Found a project on Kickstarter or IndieGoGo that you’re really into? Is there an event, store, or even a game you want to support? But maybe you’re strapped for cash. Or possibly, you’ve already backed your favorite project, but you still want to do more to help.

Whatever the case, if you want to help a project you care about without a spending a dime, here are a few thoughts on how to do that.

Tell your friends

Nothing is more powerful than word of mouth. I don’t know about you, but when Geoff, or my brother, or someone else I respect personally tells me about a campaign, that speaks louder than any advertisement or review. When you mention a campaign directly to a person, you’re letting them know that if they check it out, an interesting conversation about it is bound to be had.

Create forum threads

If you’re already a known member at a forum that might be interested in the campaign you care about, you could really help that campaign by telling your community. If that community is a forum, here’s an example thread you could post:

Hey friends! I’m so excited about Crypt Run that I just had to tell you about it. It’s a medieval fantasy hack ‘n slash with a twist – the game isn’t over when you die!

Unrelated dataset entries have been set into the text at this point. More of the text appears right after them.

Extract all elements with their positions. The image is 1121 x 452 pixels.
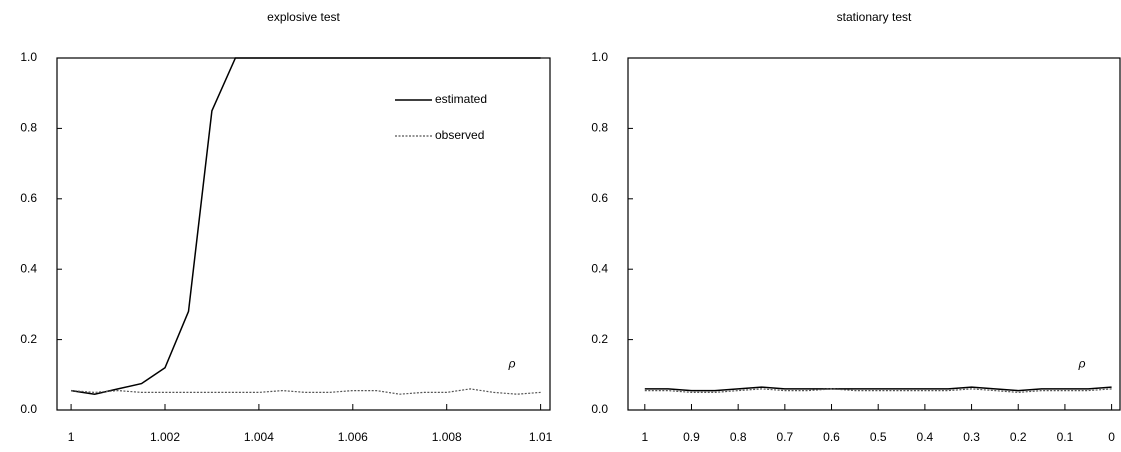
x-tick-label: 0.5: [870, 430, 887, 444]
x-tick-label: 0.1: [1057, 430, 1074, 444]
y-tick-label: 0.4: [591, 261, 608, 275]
y-tick-label: 0.2: [591, 332, 608, 346]
y-tick-label: 0.2: [20, 332, 37, 346]
chart-title: stationary test: [837, 10, 912, 24]
x-tick-label: 0.2: [1010, 430, 1027, 444]
chart-title: explosive test: [267, 10, 340, 24]
x-tick-label: 0.4: [917, 430, 934, 444]
x-tick-label: 0: [1108, 430, 1115, 444]
annotation: ρ: [508, 356, 516, 370]
x-tick-label: 0.9: [683, 430, 700, 444]
x-tick-label: 0.7: [776, 430, 793, 444]
y-tick-label: 0.0: [591, 402, 608, 416]
legend-label: observed: [435, 128, 484, 142]
x-tick-label: 0.3: [963, 430, 980, 444]
y-tick-label: 0.6: [20, 191, 37, 205]
x-tick-label: 1: [68, 430, 75, 444]
x-tick-label: 1.002: [150, 430, 180, 444]
series-line: [644, 386, 1112, 392]
x-tick-label: 1: [641, 430, 648, 444]
annotation: ρ: [1078, 356, 1086, 370]
x-tick-label: 0.6: [823, 430, 840, 444]
series-line: [70, 57, 541, 395]
y-tick-label: 1.0: [20, 50, 37, 64]
y-tick-label: 0.6: [591, 191, 608, 205]
plot-frame: [627, 57, 1121, 411]
series-line: [71, 388, 541, 395]
y-tick-label: 1.0: [591, 50, 608, 64]
x-tick-label: 1.006: [338, 430, 368, 444]
plot-frame: [56, 57, 551, 411]
y-tick-label: 0.8: [20, 121, 37, 135]
y-tick-label: 0.0: [20, 402, 37, 416]
x-tick-label: 1.004: [244, 430, 274, 444]
y-tick-label: 0.4: [20, 261, 37, 275]
series-line: [644, 388, 1112, 394]
x-tick-label: 0.8: [730, 430, 747, 444]
x-tick-label: 1.01: [529, 430, 553, 444]
y-tick-label: 0.8: [591, 121, 608, 135]
legend-label: estimated: [435, 92, 487, 106]
x-tick-label: 1.008: [432, 430, 462, 444]
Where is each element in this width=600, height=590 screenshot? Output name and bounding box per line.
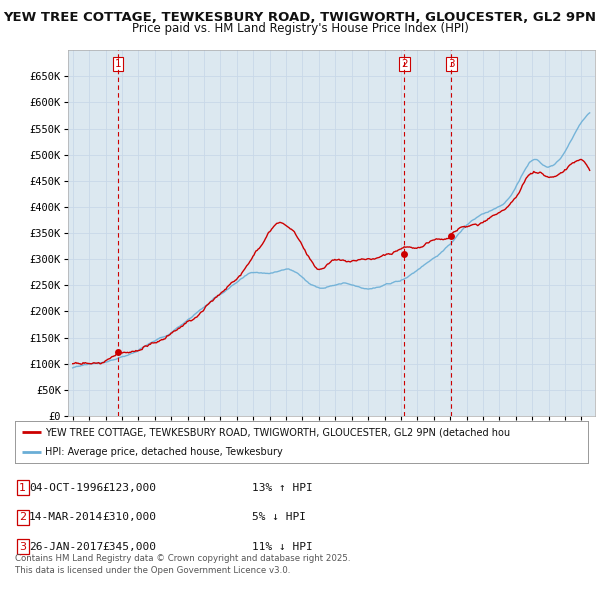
Text: 11% ↓ HPI: 11% ↓ HPI xyxy=(252,542,313,552)
Text: £345,000: £345,000 xyxy=(102,542,156,552)
Text: YEW TREE COTTAGE, TEWKESBURY ROAD, TWIGWORTH, GLOUCESTER, GL2 9PN (detached hou: YEW TREE COTTAGE, TEWKESBURY ROAD, TWIGW… xyxy=(45,427,510,437)
Text: 13% ↑ HPI: 13% ↑ HPI xyxy=(252,483,313,493)
Text: 1: 1 xyxy=(115,59,121,69)
Text: 2: 2 xyxy=(401,59,408,69)
Text: YEW TREE COTTAGE, TEWKESBURY ROAD, TWIGWORTH, GLOUCESTER, GL2 9PN: YEW TREE COTTAGE, TEWKESBURY ROAD, TWIGW… xyxy=(4,11,596,24)
Text: Contains HM Land Registry data © Crown copyright and database right 2025.
This d: Contains HM Land Registry data © Crown c… xyxy=(15,555,350,575)
Text: 3: 3 xyxy=(19,542,26,552)
Text: 3: 3 xyxy=(448,59,455,69)
Text: £123,000: £123,000 xyxy=(102,483,156,493)
Text: 14-MAR-2014: 14-MAR-2014 xyxy=(29,513,103,522)
Text: 2: 2 xyxy=(19,513,26,522)
Text: £310,000: £310,000 xyxy=(102,513,156,522)
Text: Price paid vs. HM Land Registry's House Price Index (HPI): Price paid vs. HM Land Registry's House … xyxy=(131,22,469,35)
Text: 26-JAN-2017: 26-JAN-2017 xyxy=(29,542,103,552)
Text: 04-OCT-1996: 04-OCT-1996 xyxy=(29,483,103,493)
Text: HPI: Average price, detached house, Tewkesbury: HPI: Average price, detached house, Tewk… xyxy=(45,447,283,457)
Text: 1: 1 xyxy=(19,483,26,493)
Text: 5% ↓ HPI: 5% ↓ HPI xyxy=(252,513,306,522)
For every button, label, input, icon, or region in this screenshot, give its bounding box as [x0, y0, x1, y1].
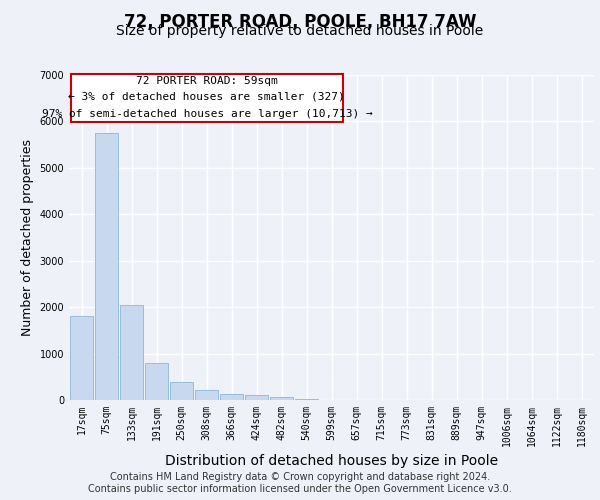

Play the alpha: http://cryptrun.lostdecadegames.com/

After you play, SEND ME THE CHALLENGE at the end and I will beat your score! ;)

Even if you’re not a member at any forums, you could find related communities and let them know about the campaign. Lists like Pixel Prospector’s Big List of Video Game Forums or Wikipedia’s List of Internet forums are great places to start looking.

Contact media

If the folks running a campaign want it to succeed, they’d better be busting their butts, emailing everyone on the planet! But that doesn’t mean you can’t, too. Emails from 3rd party fans who aren’t directly attached to a project are invaluable. Having vocal fans speaks volumes about a project’s quality, and seeing multiple emails about the campaign may help convince a notable journalist to write about that project.

As an example, Pixel Prospector once again delivers a great list of Gaming Press and YouTubers.

Make a video

Is it a game you want to help? YouTube and Twitch are changing the way players find out about games. More than ever before, gamers use these social discovery channels to determine where to spend their time and money. One popular approach is to simply record your screen to video while playing a game. Some of these “Let’s Play” videos attract millions of views and could be a huge benefit to a campaign.

Be social

Obviously the obligatory tweets and Facebook posts are a great way to let friends know about projects you care about. But you should be careful not to oversaturate and upset your friends! Other social networks gaining popularity recently include Tumblr and GitHub.

Cheer them on!

Lastly, reach out straight to the people behind the project. Chances are, they’re overwhelmed and stressed out! Comment on the project and/or send them messages of encouragement. Sometimes that can provide the motivation a hard-working crowd-funder needs to get through the day!